When you multiply 852x480, you get just over 400,000 pixels. But every image you view is made up of three colors. There will be 400,000 red pixels, 400,000 green pixels, and 400,000 blue pixels -- a total of 1.2 million pixels for that low-cost plasma screen. Sounds like a lot, right? Well, it’s not very impressive when compared to high definition. The 720p HDTV format has almost 2.8 million pixels per image. (The p in 720p stands for progressive scan, in which all the lines that comprise the image are displayed in one pass over the screen, as in your computer monitor.) The $3000 economy plasma screen will have less than half the resolution of the 720p HD format.

The other HD format is 1080i. (The i stands for interlaced: the odd-numbered lines are displayed first, then the even-numbered lines; the eye-brain reads the two half-images as a single image.) The 1080i format has a staggering 6.2 million pixels per image. Images produced on displays with this many pixels are spectacular in their detail. The economy plasma screen will miss five million pixels of that detail. The images on the $3000 plasma screen will be, roughly, only a sixth as sharp as a 1080i HD image.

Even though the economy plasma screen is "HD-capable," it will never give you HD resolution. And without HD resolution, HDTV is just digital TV with good, but not-HD images. I get eight HD channels via cable TV, all but two of them with programming that’s duplicated on non-HD channels, and there’s nothing worth seeing on any of those channels unless you can see the images in true HD resolution -- or at least resolution much better than conventional TV. The two channels that are not duplicated on conventional channels carry old movies transferred to HD (with varying results, most not very impressive) and borderline-quality travel programming. There’re also a few sports events you can usually find on some non-HD channel at the same time. So there’s little advantage in having a lower-than-HD-resolution TV that displays HD channels at low resolution -- except for a somewhat higher resolution and the colors.

I threw colors in there because the HD specification allows for a wider range of colors to be transmitted and displayed than a conventional TV can display. The color on that $3000 plasma will be a little nicer, and the digital transmission will usually mean that there are none of the common analog video artifacts, such as ghosts, static, and moiré patterns. But that’s still not enough to make an economy plasma screen all that impressive.

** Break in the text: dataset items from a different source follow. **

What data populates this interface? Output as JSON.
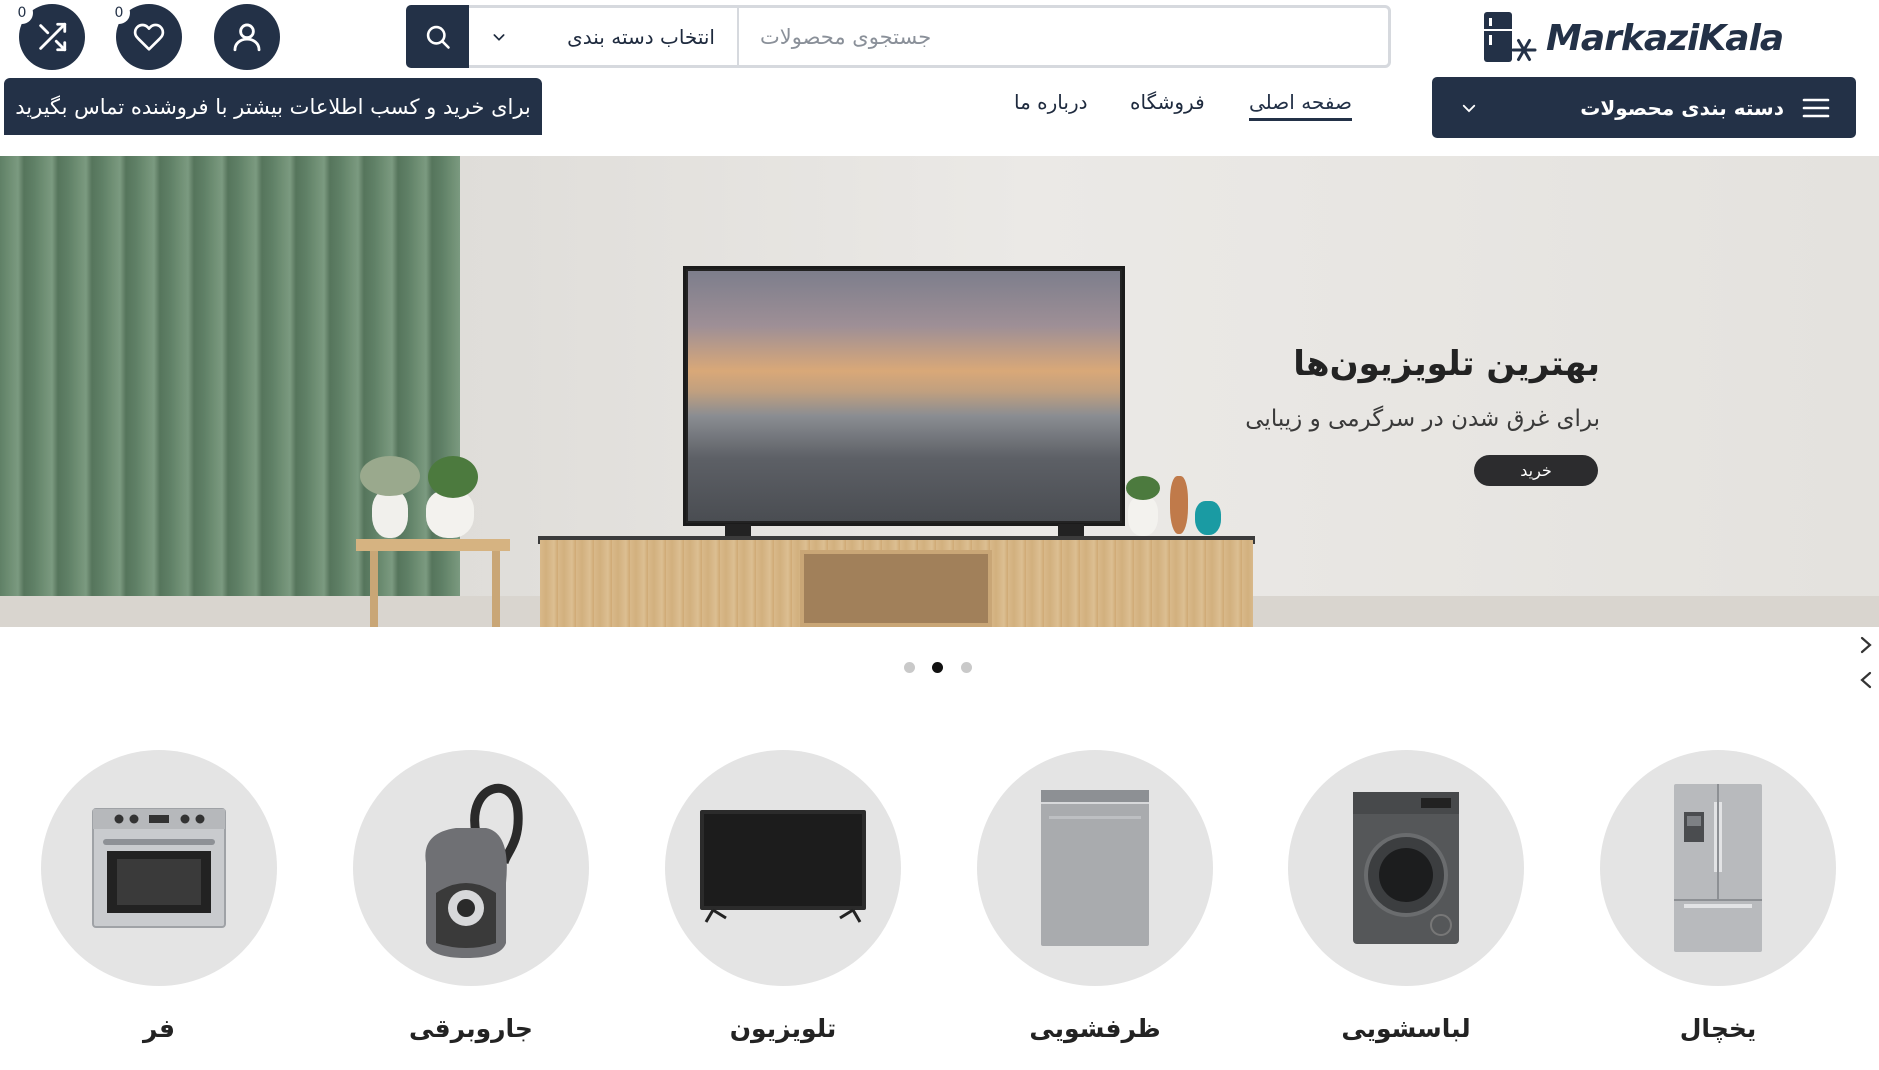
{
  "header": {
    "compare_count": "0",
    "wishlist_count": "0",
    "search": {
      "placeholder": "جستجوی محصولات",
      "category_select": "انتخاب دسته بندی"
    },
    "logo_text": "MarkaziKala",
    "contact_notice": "برای خرید و کسب اطلاعات بیشتر با فروشنده تماس بگیرید",
    "nav": [
      {
        "label": "صفحه اصلی",
        "active": true
      },
      {
        "label": "فروشگاه",
        "active": false
      },
      {
        "label": "درباره ما",
        "active": false
      }
    ],
    "category_menu_label": "دسته بندی محصولات",
    "colors": {
      "primary": "#233147"
    }
  },
  "hero": {
    "title": "بهترین تلویزیون‌ها",
    "subtitle": "برای غرق شدن در سرگرمی و زیبایی",
    "button_label": "خرید",
    "slides_count": 3,
    "active_slide": 2
  },
  "categories": [
    {
      "label": "فر",
      "icon": "oven-icon"
    },
    {
      "label": "جاروبرقی",
      "icon": "vacuum-icon"
    },
    {
      "label": "تلویزیون",
      "icon": "tv-icon"
    },
    {
      "label": "ظرفشویی",
      "icon": "dishwasher-icon"
    },
    {
      "label": "لباسشویی",
      "icon": "washing-machine-icon"
    },
    {
      "label": "یخچال",
      "icon": "refrigerator-icon"
    }
  ]
}
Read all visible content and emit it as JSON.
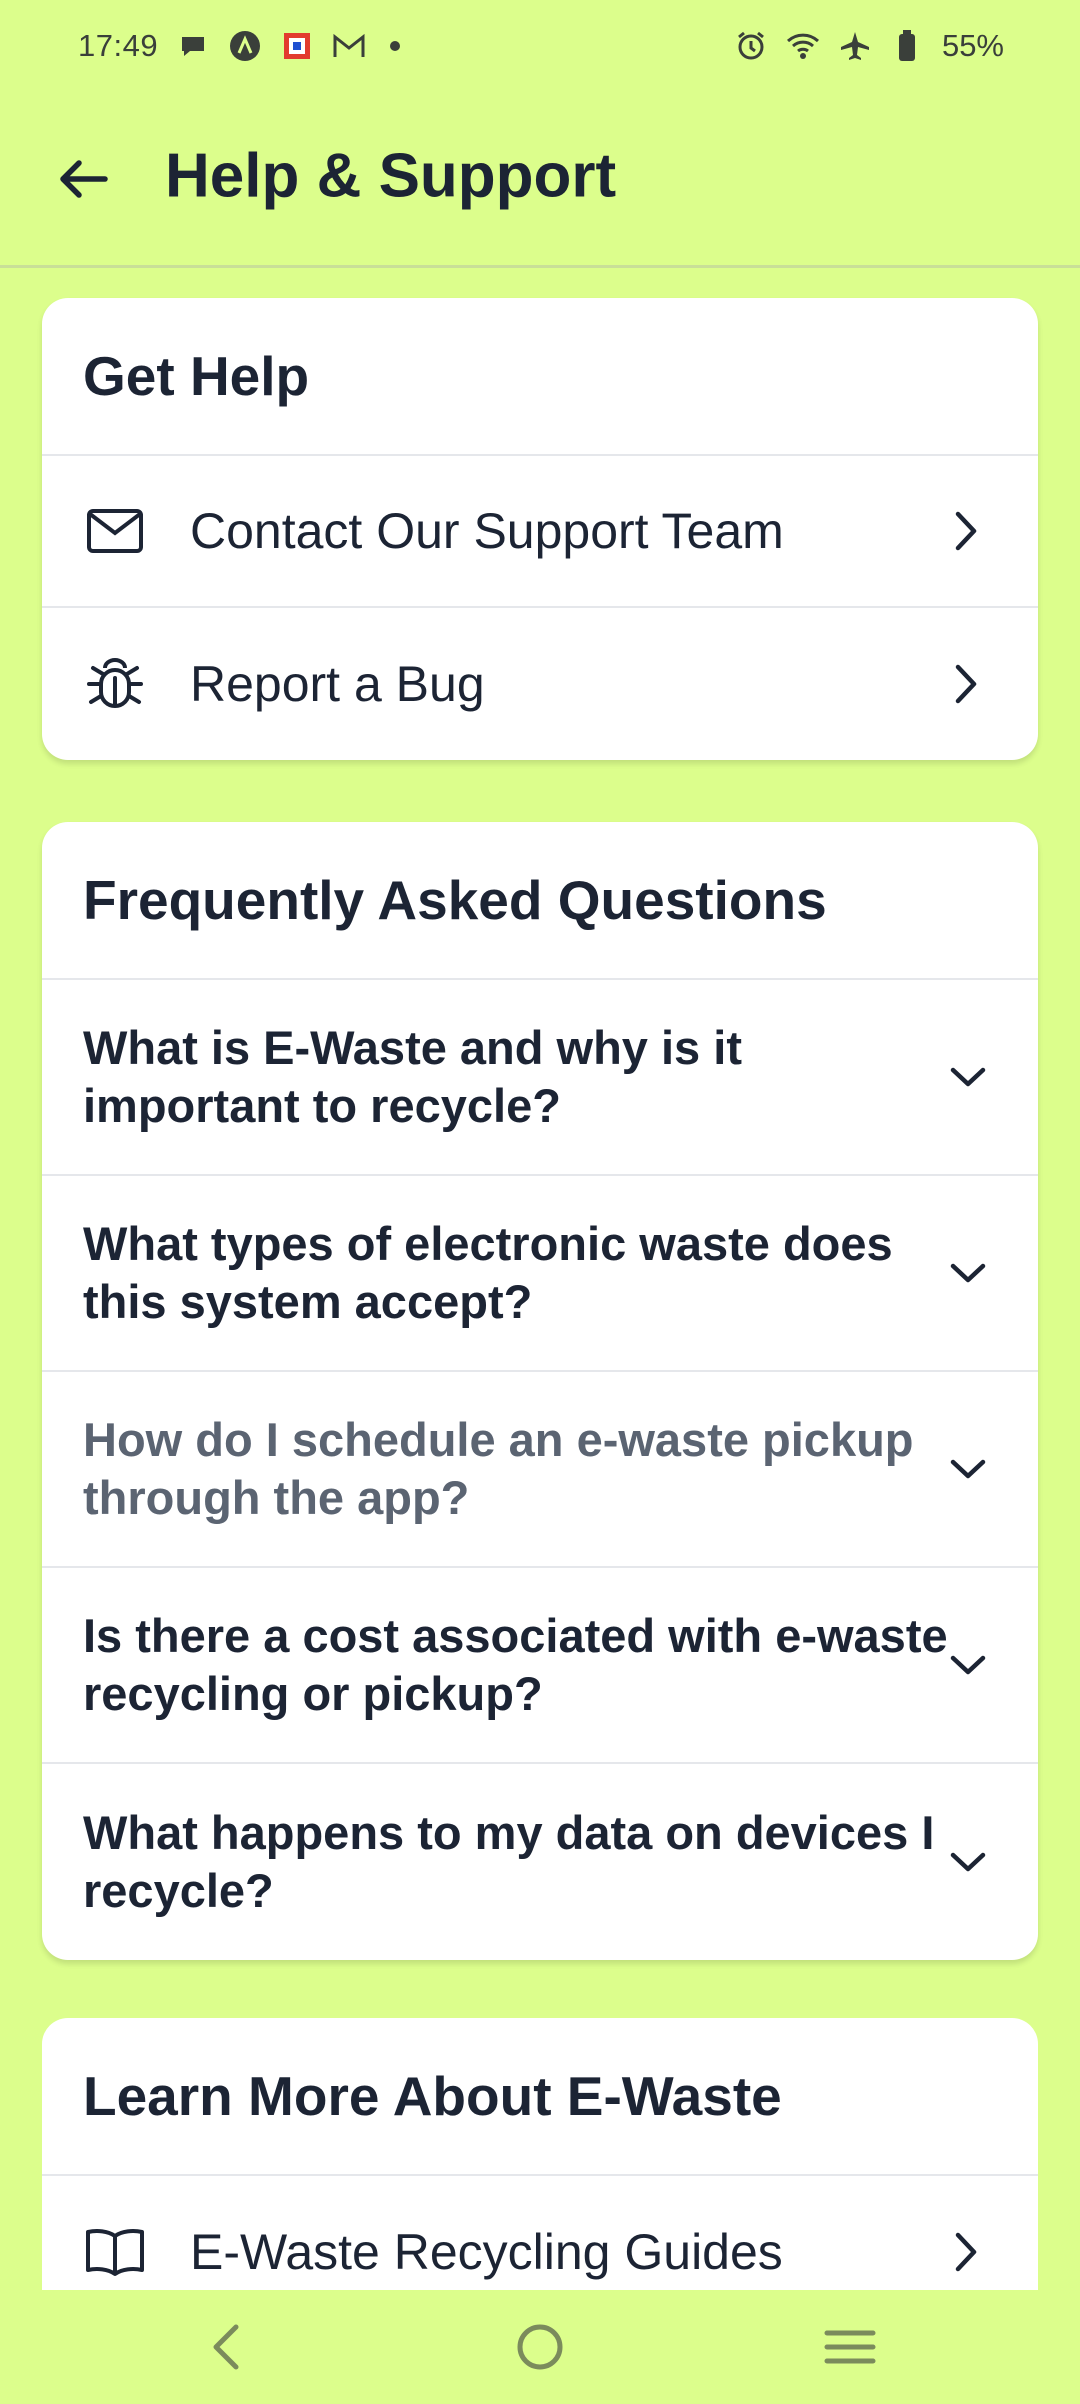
{
  "status_bar": {
    "time": "17:49",
    "battery": "55%",
    "left_icons": [
      "chat-icon",
      "a-badge-icon",
      "grid-app-icon",
      "gmail-icon",
      "dot-icon"
    ],
    "right_icons": [
      "alarm-icon",
      "wifi-icon",
      "airplane-icon",
      "battery-icon"
    ]
  },
  "header": {
    "title": "Help & Support"
  },
  "get_help": {
    "title": "Get Help",
    "items": [
      {
        "label": "Contact Our Support Team",
        "icon": "mail-icon"
      },
      {
        "label": "Report a Bug",
        "icon": "bug-icon"
      }
    ]
  },
  "faq": {
    "title": "Frequently Asked Questions",
    "items": [
      {
        "question": "What is E-Waste and why is it important to recycle?"
      },
      {
        "question": "What types of electronic waste does this system accept?"
      },
      {
        "question": "How do I schedule an e-waste pickup through the app?"
      },
      {
        "question": "Is there a cost associated with e-waste recycling or pickup?"
      },
      {
        "question": "What happens to my data on devices I recycle?"
      }
    ]
  },
  "learn_more": {
    "title": "Learn More About E-Waste",
    "items": [
      {
        "label": "E-Waste Recycling Guides",
        "icon": "book-icon"
      }
    ]
  },
  "colors": {
    "background": "#dcfe8c",
    "card": "#ffffff",
    "text": "#1c2434",
    "dim_text": "#5b6472"
  }
}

To display HD images on lower-than-HD TVs, the TV must have special electronics that convert the larger number of pixels in the signal to the smaller number of pixels for the display. This is hard to do well -- there are products on the market that sell for thousands of dollars that do nothing but this one task. Imagine, then, the quality of the downconversion circuitry in a plasma screen that sells for $3000 or less. It won’t be topnotch. Once again, watching HD programming on a budget HD-capable plasma screen will be compromised.

The prices of 42", 852x480 plasma screens range from $2500 to $4500. The more expensive one might have a more attractive design and be a bit brighter and have better color, but 852x480 resolution will look the same on both -- minus any differences in video-processing capabilities.

So before you get too excited about the prospects of a $3000 plasma screen, you need to understand what you’ll be getting for your money. You might decide that all the hype and hoopla is just that -- all fluffed up by tech-driven people who have never actually seen a hi-def image side by side with their medium-to-lo-def plasma screen. Today’s low-cost plasma screens may not be what you want or need to enhance your home-theater experience.